This blog is about the competing interests for the long-term revenues of Thames Water.
JP Morgan have furnished the FT with a chart showing who owns what at Thames Water. It shows USS owning 9.1% of the equity , though I think that should be 19.7%.
As can be seen, the majority of Thames Water is owned by pension funds. This makes Government decision making around Thames Water complicated. Government wants pension funds to invest more rather than less in companies like Thames Water.
Whatever the market capitalisation of Thames Water , it looks to be dwarfed by it’s debt – reckoned to be nearly £16bn. How such debt can accumulate since privatisation is another story and a chastening lesson for those who consider private ownership a social good.

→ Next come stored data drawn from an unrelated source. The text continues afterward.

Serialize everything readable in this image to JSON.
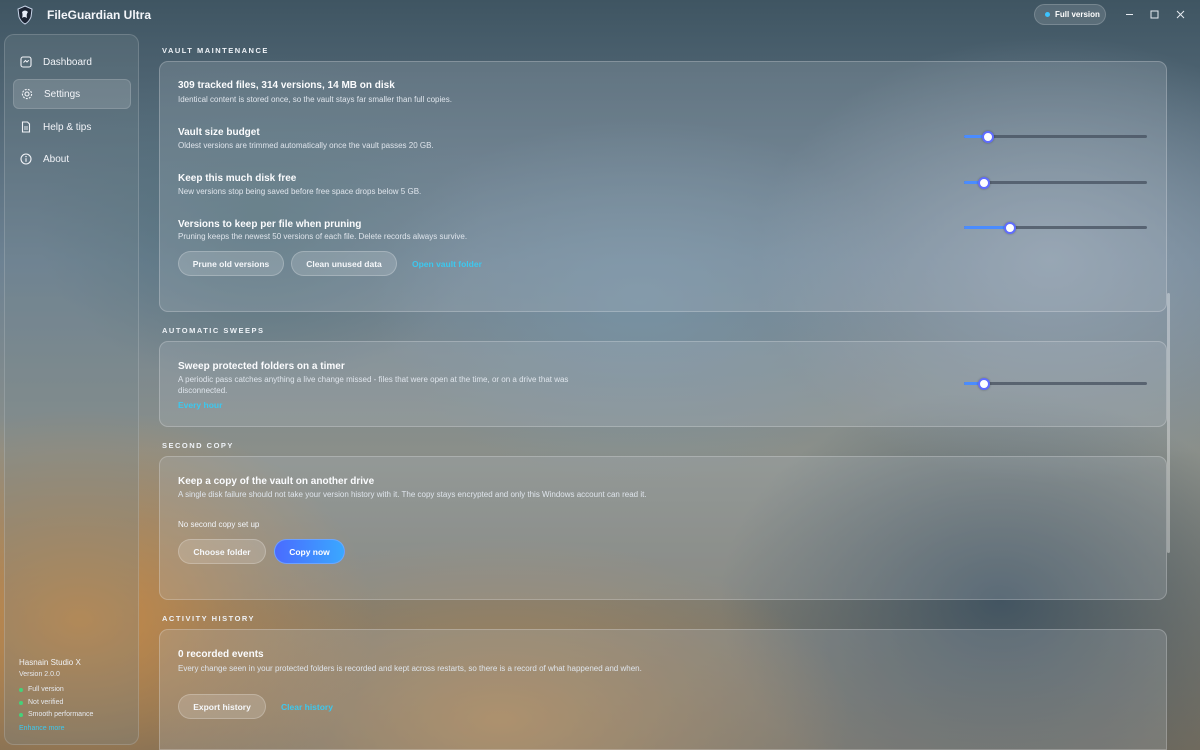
{
  "app": {
    "title": "FileGuardian Ultra",
    "version_pill": "Full version",
    "window_controls": {
      "minimize": "—",
      "maximize": "☐",
      "close": "✕"
    }
  },
  "sidebar": {
    "items": [
      {
        "label": "Dashboard",
        "icon": "dashboard-icon",
        "active": false
      },
      {
        "label": "Settings",
        "icon": "gear-icon",
        "active": true
      },
      {
        "label": "Help & tips",
        "icon": "document-icon",
        "active": false
      },
      {
        "label": "About",
        "icon": "info-icon",
        "active": false
      }
    ],
    "studio": "Hasnain Studio X",
    "version": "Version 2.0.0",
    "status": [
      "Full version",
      "Not verified",
      "Smooth performance"
    ],
    "status_link": "Enhance more"
  },
  "sections": {
    "vault": {
      "heading": "VAULT MAINTENANCE",
      "summary_title": "309 tracked files, 314 versions, 14 MB on disk",
      "summary_sub": "Identical content is stored once, so the vault stays far smaller than full copies.",
      "size_budget_title": "Vault size budget",
      "size_budget_sub": "Oldest versions are trimmed automatically once the vault passes 20 GB.",
      "size_budget_fraction": 0.13,
      "disk_free_title": "Keep this much disk free",
      "disk_free_sub": "New versions stop being saved before free space drops below 5 GB.",
      "disk_free_fraction": 0.11,
      "versions_title": "Versions to keep per file when pruning",
      "versions_sub": "Pruning keeps the newest 50 versions of each file. Delete records always survive.",
      "versions_fraction": 0.25,
      "prune_button": "Prune old versions",
      "clean_button": "Clean unused data",
      "open_link": "Open vault folder"
    },
    "sweeps": {
      "heading": "AUTOMATIC SWEEPS",
      "title": "Sweep protected folders on a timer",
      "sub": "A periodic pass catches anything a live change missed - files that were open at the time, or on a drive that was disconnected.",
      "value": "Every hour",
      "fraction": 0.11
    },
    "second_copy": {
      "heading": "SECOND COPY",
      "title": "Keep a copy of the vault on another drive",
      "sub": "A single disk failure should not take your version history with it. The copy stays encrypted and only this Windows account can read it.",
      "status": "No second copy set up",
      "choose_button": "Choose folder",
      "copy_button": "Copy now"
    },
    "activity": {
      "heading": "ACTIVITY HISTORY",
      "title": "0 recorded events",
      "sub": "Every change seen in your protected folders is recorded and kept across restarts, so there is a record of what happened and when.",
      "export_button": "Export history",
      "clear_link": "Clear history"
    }
  },
  "colors": {
    "accent": "#3cc8ef",
    "primary_button_start": "#4a6bff",
    "primary_button_end": "#3aa8ff",
    "slider_fill": "#4a8cff",
    "status_ok": "#45d27a"
  }
}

In July 2020, the Guardian ran an article on research carried out by Greenwich University which concluded
“A large amount of debt has been borrowed. But since the revenue from user charges covered capital expenditure, this debt has been used to finance dividends rather than capital expenditure,”
Thames appears high on the table of shareholders rewarded (figures to 2019)
Because of the complicated ownership structure, statements have been made over shareholder distributions recently, that may have been misleading. Thames Water claims that shareholders haven’t been paid a dividend in five years
Follow up reports by the University of Greenwich examine the complexities of the ownership structure and suggest that despite statements to the contrary, shareholders continue to extract money
Dividends paid out dipped in 2019, but rose again in 2020 to £1.4bn, in line with the average over the period. Figures for 2021 so far suggest another dip, to £0.5bn., but final figures for the year maybe significantly higher
There is evidence that the companies are using three simple devices to try and conceal the true level of dividends: deferring the payment of dividends, claiming that they are not paid to ‘ultimate parents’ and so somehow less significant, or by the illusory argument of ‘round-tripping’.
The true level of dividend payments is estimated to be over £0.5bn., using company data tucked away in footnotes and elsewhere: more than double the ‘headline’ figures publicised by the companies.
This may explain a policy change that the water regulator announced in March. The change enables Ofwat to stop shareholders paying themselves dividends if these would put the company’s financial health at risk. Thames Water’s former owner, Australian investment powerhouse Macquarie, took out nearly £3bn in dividends during its 11-year ownership period.
Most of the £15.9bn debt issued by Thames Water is a legacy of its 2006 leveraged buyout by Macquarie. Of that amount, £14.5bn takes the form of a whole-business securitisation to buy the business and the rest money lent to Kemble. A further £1.5bn is expected to be stumped up by shareholders of which only £500m has arrived, this is the immediate cause of the cash-flow problem.
Equity holders are being asked to service the debt created by previous equity holders. Small wonder many members of USS and other pension schemes are scratching their heads as to why their funds invested in Thames Water.
Consumers should be scratching their heads about how a company that was privatised with no debt, is now on the brink because it cannot service its debt.
Should investors be bailed out?
Why have the big pension funds invested in Thames? The easy answer is
highly regulated assets with predictable cash flows
Right now, it appears that the cashflows are far from predictable and the Regulator – Ofwat, does not look likely to protect shareholders.
This is one of many messages I received after writing about Thames Water yesterday
You have to wonder how much effort and money was spent by U.K. pension funds investing in Thames Water.
But seems an ideal case for letting normal rules apply (as didn’t happen with the banks of course). Let it go bust. Investors lose. Perhaps someone will buy it. Government might have to ensure all functions are maintained. Just don’t rescue the investors.
And I suspect that there is little appetite among the general population to bail out investors who considered that a highly regulated business with predictable cash flows couldn’t go bust. That assessment misses the warnings that Greenwich and others had been flagging.
Thames Water appears to be so highly leveraged that the only thing worth owning is its debt. We do not know how much of its debt pension funds own, there is no published list of bond-holders. But despite bonds standing in front of equities in the event of Thames going bust, 15m people stand ahead of the bondholders – they are the people who pay their water bills.
For consumers, all Thames Water needs is sound operational management. They have no responsibility for the kind of financial chicanery which has driven Thames to the brink, nor has the tax-payer.
Government should be brutal. Private investment carries risks and if those risks weren’t foreseen, then “caveat emptor”.
Institutional investors cannot be deemed “vulnerable”. The interests of consumers must be prioritised.
It’s felt TW debt makes up around 1~2% of UK long credit indexes / mandates, which are a main feature of most LDI strategies. But hey don’t worry the model says when interest rates rise the liabilities fall, so the whole thing is hedged (and the £600bn loss suffered by DB schemes (not LGPS) is only a “valuation thing”). Of course in reality the model has its limitations, such as if the bond issuers actually can’t pay, or the interest rates rise above the newly heralded 250bp liquidity buffer. The LDI model work well, until it doesn’t.
“A large amount of debt has been borrowed.”
Um, do you want to talk to the Guardian or should I?